Parity methodology

pls4all uses three related but distinct parity surfaces. They should not be collapsed into a single “green/red” result.

Fixture parity

Fixture parity is the C++ correctness gate. JSON fixtures under parity/fixtures are generated from pinned Python/R/nirs4all references and compiled into the C++ tests. ctest must pass before any numerical change lands.

The schema lives at parity/schema/fixture_schema_v1.md; the generator and lock files live under parity/python_generator.

Current caveat: AOM/POP fixture generation still depends on the historical AOM_v0 bench oracle path. Until that reference is vendored or resolved from a pinned package, a clean clone can fail generate-fixtures --check before reaching the comparison step.

Reference parity

Reference parity compares pls4all and external implementations with the canonical library selected for each method in benchmarks/parity_timing/registry.py. It answers whether the method implementation behaves like the literature or established package oracle.

External libraries are included in this comparison. If sklearn, R pls, libPLS or another external implementation diverges from the canonical oracle, the dashboard should show that divergence explicitly.

Binding parity

Binding parity compares pls4all language bindings against the native C++ row for the same method and data. It answers whether Python, R, MATLAB and future bindings are thin and faithful wrappers over the C ABI.

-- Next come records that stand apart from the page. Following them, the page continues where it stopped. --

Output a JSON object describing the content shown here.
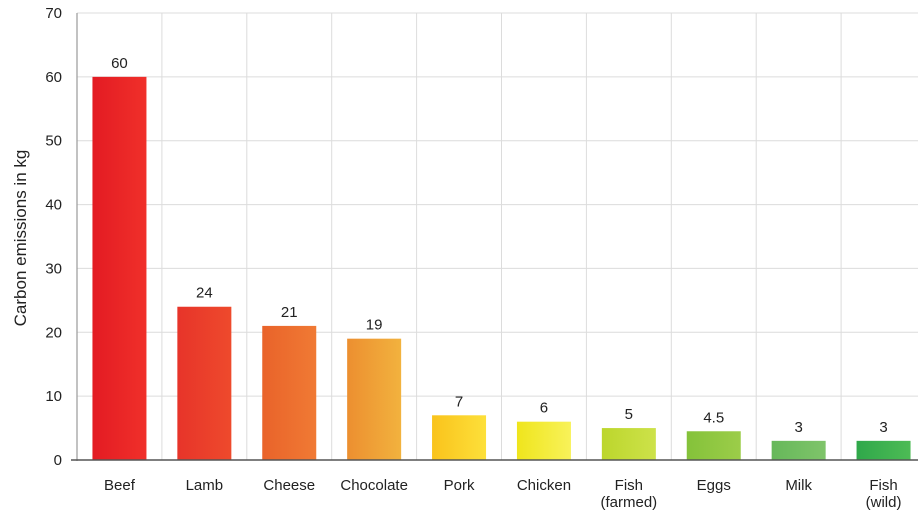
{
  "chart_data": {
    "type": "bar",
    "ylabel": "Carbon emissions in kg",
    "ylim": [
      0,
      70
    ],
    "yticks": [
      0,
      10,
      20,
      30,
      40,
      50,
      60,
      70
    ],
    "grid": true,
    "categories": [
      [
        "Beef"
      ],
      [
        "Lamb"
      ],
      [
        "Cheese"
      ],
      [
        "Chocolate"
      ],
      [
        "Pork"
      ],
      [
        "Chicken"
      ],
      [
        "Fish",
        "(farmed)"
      ],
      [
        "Eggs"
      ],
      [
        "Milk"
      ],
      [
        "Fish",
        "(wild)"
      ]
    ],
    "values": [
      60,
      24,
      21,
      19,
      7,
      6,
      5,
      4.5,
      3,
      3
    ],
    "value_labels": [
      "60",
      "24",
      "21",
      "19",
      "7",
      "6",
      "5",
      "4.5",
      "3",
      "3"
    ],
    "colors": [
      [
        "#f0302a",
        "#e31b23"
      ],
      [
        "#ee4a2c",
        "#e7342a"
      ],
      [
        "#f07a34",
        "#e9632a"
      ],
      [
        "#f2b23e",
        "#ec8f30"
      ],
      [
        "#fde03a",
        "#f9c31c"
      ],
      [
        "#f8f25a",
        "#efe51c"
      ],
      [
        "#cde24a",
        "#bcd62c"
      ],
      [
        "#9ccd49",
        "#84c23a"
      ],
      [
        "#7fc46a",
        "#66b85a"
      ],
      [
        "#4dbb55",
        "#2fa84a"
      ]
    ]
  }
}
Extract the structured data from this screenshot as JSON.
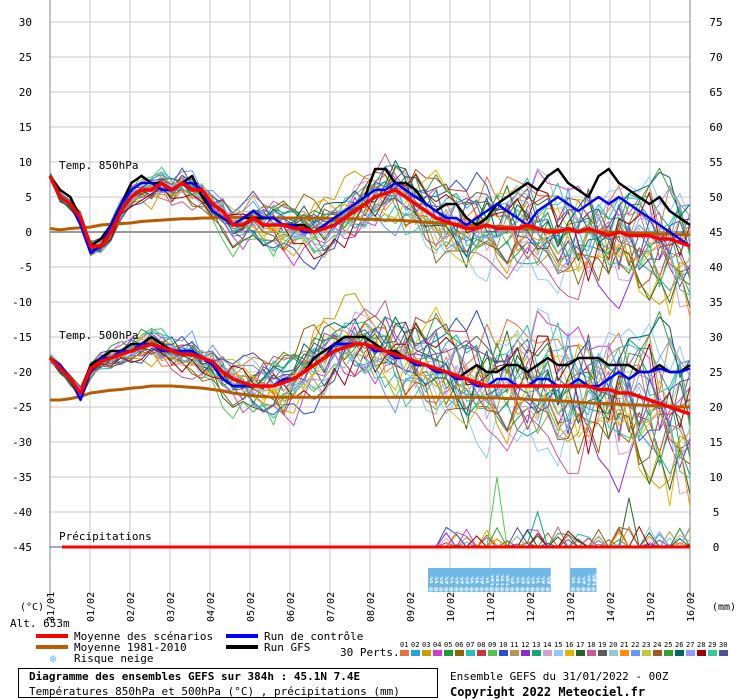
{
  "chart_data": {
    "type": "line",
    "title": "Diagramme des ensembles GEFS sur 384h : 45.1N 7.4E",
    "subtitle": "Températures 850hPa et 500hPa (°C) , précipitations (mm)",
    "left_axis": {
      "unit": "(°C)",
      "ticks": [
        30,
        25,
        20,
        15,
        10,
        5,
        0,
        -5,
        -10,
        -15,
        -20,
        -25,
        -30,
        -35,
        -40,
        -45
      ]
    },
    "right_axis": {
      "unit": "(mm)",
      "ticks": [
        75,
        70,
        65,
        60,
        55,
        50,
        45,
        40,
        35,
        30,
        25,
        20,
        15,
        10,
        5,
        0
      ]
    },
    "ylim": [
      -48,
      32
    ],
    "x_ticks": [
      "31/01",
      "01/02",
      "02/02",
      "03/02",
      "04/02",
      "05/02",
      "06/02",
      "07/02",
      "08/02",
      "09/02",
      "10/02",
      "11/02",
      "12/02",
      "13/02",
      "14/02",
      "15/02",
      "16/02"
    ],
    "panels": {
      "t850": "Temp. 850hPa",
      "t500": "Temp. 500hPa",
      "precip": "Précipitations"
    },
    "altitude": "Alt. 653m",
    "series_850": {
      "mean_scenarios": [
        8,
        5,
        4,
        2,
        -2,
        -2,
        0,
        3,
        5,
        6,
        6,
        7,
        6,
        7,
        6,
        6,
        4,
        3,
        1,
        1,
        2,
        1,
        1,
        1,
        0.5,
        0.5,
        0,
        0.5,
        1,
        2,
        3,
        4,
        5,
        5.5,
        6,
        5,
        4,
        3,
        2,
        1.5,
        1,
        0.5,
        0.5,
        1,
        0.5,
        0.5,
        0.5,
        1,
        0.5,
        0,
        0,
        0.5,
        0,
        0.5,
        0,
        -0.5,
        0,
        -0.5,
        -0.5,
        -0.5,
        -1,
        -1,
        -1.5,
        -2
      ],
      "climatology": [
        0.5,
        0.3,
        0.5,
        0.6,
        0.7,
        1,
        1.1,
        1.2,
        1.3,
        1.5,
        1.6,
        1.7,
        1.8,
        1.9,
        1.9,
        2,
        2,
        2.1,
        2.1,
        2.1,
        2.1,
        2.1,
        2,
        2,
        2,
        2,
        2,
        2,
        1.9,
        1.9,
        1.9,
        1.8,
        1.8,
        1.7,
        1.7,
        1.6,
        1.5,
        1.4,
        1.3,
        1.2,
        1.1,
        1,
        0.9,
        0.8,
        0.8,
        0.7,
        0.6,
        0.5,
        0.4,
        0.3,
        0.3,
        0.2,
        0.1,
        0.1,
        0,
        0,
        -0.1,
        -0.1,
        -0.2,
        -0.2,
        -0.3,
        -0.3,
        -0.4,
        -0.4
      ],
      "control": [
        8,
        5,
        4,
        1,
        -3,
        -2,
        1,
        4,
        6,
        7,
        7,
        6,
        6,
        7,
        7,
        6,
        3,
        2,
        1,
        2,
        3,
        2,
        2,
        1,
        1,
        0,
        0,
        1,
        2,
        3,
        4,
        5,
        6,
        6,
        7,
        6,
        5,
        4,
        3,
        2,
        2,
        1,
        2,
        3,
        4,
        3,
        2,
        1,
        3,
        4,
        5,
        4,
        3,
        4,
        5,
        4,
        5,
        4,
        3,
        2,
        1,
        0,
        -1,
        -2
      ],
      "gfs": [
        8,
        6,
        5,
        2,
        -2,
        -1,
        1,
        4,
        7,
        8,
        7,
        7,
        6,
        7,
        8,
        5,
        3,
        2,
        1,
        2,
        2,
        2,
        2,
        1,
        1,
        1,
        0,
        1,
        2,
        3,
        4,
        5,
        9,
        9,
        7,
        7,
        6,
        4,
        3,
        4,
        4,
        2,
        1,
        2,
        4,
        5,
        6,
        7,
        6,
        8,
        9,
        7,
        6,
        5,
        8,
        9,
        7,
        6,
        5,
        4,
        5,
        3,
        2,
        1
      ]
    },
    "series_500": {
      "mean_scenarios": [
        -18,
        -19.5,
        -21,
        -23,
        -19.5,
        -18.5,
        -18,
        -17.5,
        -17,
        -16.5,
        -16,
        -16.5,
        -17,
        -17.5,
        -17.5,
        -18,
        -18.5,
        -20,
        -21,
        -21.5,
        -22,
        -22,
        -22,
        -21.5,
        -21,
        -20,
        -19,
        -18,
        -17,
        -16.5,
        -16,
        -16,
        -16.5,
        -17,
        -17.5,
        -18,
        -18.5,
        -19,
        -19.5,
        -20,
        -20.5,
        -21,
        -21.5,
        -22,
        -22,
        -22,
        -22,
        -22,
        -22,
        -22,
        -22,
        -22,
        -22,
        -22,
        -22.5,
        -22.5,
        -23,
        -23,
        -23.5,
        -24,
        -24.5,
        -25,
        -25.5,
        -26
      ],
      "climatology": [
        -24,
        -24,
        -23.8,
        -23.5,
        -23,
        -22.8,
        -22.6,
        -22.5,
        -22.3,
        -22.2,
        -22,
        -22,
        -22,
        -22.1,
        -22.2,
        -22.3,
        -22.5,
        -22.7,
        -23,
        -23.2,
        -23.4,
        -23.5,
        -23.6,
        -23.6,
        -23.6,
        -23.6,
        -23.6,
        -23.6,
        -23.6,
        -23.6,
        -23.6,
        -23.6,
        -23.6,
        -23.6,
        -23.6,
        -23.6,
        -23.6,
        -23.6,
        -23.6,
        -23.6,
        -23.6,
        -23.6,
        -23.6,
        -23.7,
        -23.7,
        -23.8,
        -23.8,
        -23.9,
        -24,
        -24,
        -24.1,
        -24.2,
        -24.3,
        -24.4,
        -24.5,
        -24.5,
        -24.6,
        -24.7,
        -24.7,
        -24.8,
        -24.8,
        -24.9,
        -25,
        -25
      ],
      "control": [
        -18,
        -19,
        -21,
        -24,
        -20,
        -18,
        -18,
        -17,
        -17,
        -16,
        -16,
        -17,
        -17,
        -17,
        -17,
        -18,
        -19,
        -21,
        -22,
        -22,
        -22,
        -22,
        -22,
        -21,
        -21,
        -20,
        -19,
        -18,
        -16,
        -16,
        -16,
        -16,
        -17,
        -17,
        -18,
        -18,
        -19,
        -19,
        -20,
        -20,
        -21,
        -21,
        -22,
        -22,
        -21,
        -21,
        -22,
        -22,
        -21,
        -21,
        -22,
        -22,
        -21,
        -22,
        -22,
        -21,
        -20,
        -21,
        -20,
        -20,
        -19.5,
        -20,
        -20,
        -19.5
      ],
      "gfs": [
        -18,
        -19,
        -21,
        -23,
        -19,
        -18,
        -17,
        -17,
        -16,
        -16,
        -15,
        -16,
        -17,
        -17,
        -17,
        -18,
        -19,
        -21,
        -22,
        -22,
        -22,
        -22,
        -22,
        -21,
        -21,
        -20,
        -18,
        -17,
        -16,
        -15,
        -15,
        -15,
        -16,
        -17,
        -17,
        -18,
        -19,
        -19,
        -20,
        -20,
        -21,
        -20,
        -19,
        -20,
        -20,
        -19,
        -19,
        -20,
        -19,
        -18,
        -19,
        -19,
        -18,
        -18,
        -18,
        -19,
        -19,
        -19,
        -20,
        -20,
        -19,
        -20,
        -20,
        -19
      ]
    },
    "snow_risk_labels": [
      {
        "pos": 37.5,
        "text": "3%"
      },
      {
        "pos": 38,
        "text": "3%"
      },
      {
        "pos": 38.5,
        "text": "6%"
      },
      {
        "pos": 39,
        "text": "6%"
      },
      {
        "pos": 39.5,
        "text": "3%"
      },
      {
        "pos": 40,
        "text": "6%"
      },
      {
        "pos": 40.5,
        "text": "6%"
      },
      {
        "pos": 41,
        "text": "6%"
      },
      {
        "pos": 41.5,
        "text": "3%"
      },
      {
        "pos": 42,
        "text": "3%"
      },
      {
        "pos": 42.5,
        "text": "6%"
      },
      {
        "pos": 43,
        "text": "3%"
      },
      {
        "pos": 43.5,
        "text": "10%"
      },
      {
        "pos": 44,
        "text": "10%"
      },
      {
        "pos": 44.5,
        "text": "13%"
      },
      {
        "pos": 45,
        "text": "10%"
      },
      {
        "pos": 45.5,
        "text": "6%"
      },
      {
        "pos": 46,
        "text": "3%"
      },
      {
        "pos": 46.5,
        "text": "6%"
      },
      {
        "pos": 47,
        "text": "6%"
      },
      {
        "pos": 47.5,
        "text": "6%"
      },
      {
        "pos": 48,
        "text": "3%"
      },
      {
        "pos": 48.5,
        "text": "6%"
      },
      {
        "pos": 49,
        "text": "6%"
      },
      {
        "pos": 51.5,
        "text": "3%"
      },
      {
        "pos": 52,
        "text": "3%"
      },
      {
        "pos": 52.5,
        "text": "6%"
      },
      {
        "pos": 53,
        "text": "10%"
      },
      {
        "pos": 53.5,
        "text": "10%"
      }
    ],
    "legend": {
      "mean_scenarios": "Moyenne des scénarios",
      "climatology": "Moyenne 1981-2010",
      "snow_risk": "Risque neige",
      "control": "Run de contrôle",
      "gfs": "Run GFS",
      "perturbations_label": "30 Perts.",
      "perturbation_ids": [
        "01",
        "02",
        "03",
        "04",
        "05",
        "06",
        "07",
        "08",
        "09",
        "10",
        "11",
        "12",
        "13",
        "14",
        "15",
        "16",
        "17",
        "18",
        "19",
        "20",
        "21",
        "22",
        "23",
        "24",
        "25",
        "26",
        "27",
        "28",
        "29",
        "30"
      ]
    },
    "colors": {
      "mean_scenarios": "#ff0000",
      "climatology": "#b85c00",
      "control": "#0000ff",
      "gfs": "#000000",
      "zero_line": "#999999",
      "grid": "#c8c8c8",
      "snow_risk": "#6fb8e8",
      "perturbations": [
        "#e8723a",
        "#22a4d6",
        "#c8a000",
        "#d23dd2",
        "#1f9a3a",
        "#8a6a00",
        "#22c0c0",
        "#c83a3a",
        "#50c850",
        "#2850c8",
        "#b49650",
        "#8a2bd2",
        "#10a878",
        "#d2a0d2",
        "#90c8ff",
        "#e6b400",
        "#286428",
        "#c85a96",
        "#5a5a5a",
        "#96c8c8",
        "#ff8c00",
        "#6496ff",
        "#c8c832",
        "#a05a28",
        "#32a032",
        "#006464",
        "#9696ff",
        "#a00000",
        "#32c8a0",
        "#5050a0"
      ]
    },
    "footer": {
      "title": "Diagramme des ensembles GEFS sur 384h : 45.1N 7.4E",
      "subtitle": "Températures 850hPa et 500hPa (°C) , précipitations (mm)",
      "run_info": "Ensemble GEFS du 31/01/2022 - 00Z",
      "copyright": "Copyright 2022 Meteociel.fr"
    }
  }
}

External libraries are not bindings and should be marked not applicable for this gate.

Release rule

A release-quality run needs:

  • fixture parity green in CI;

  • binding parity green for every shipped pls4all binding row;

  • reference parity green or explicitly relaxed for every shipped method;

  • missing external references classified as paper_only or not_available, not hidden as infrastructure errors;

  • tolerances documented strongly enough that a wide selector mask threshold is visible as qualitative evidence, not exact agreement.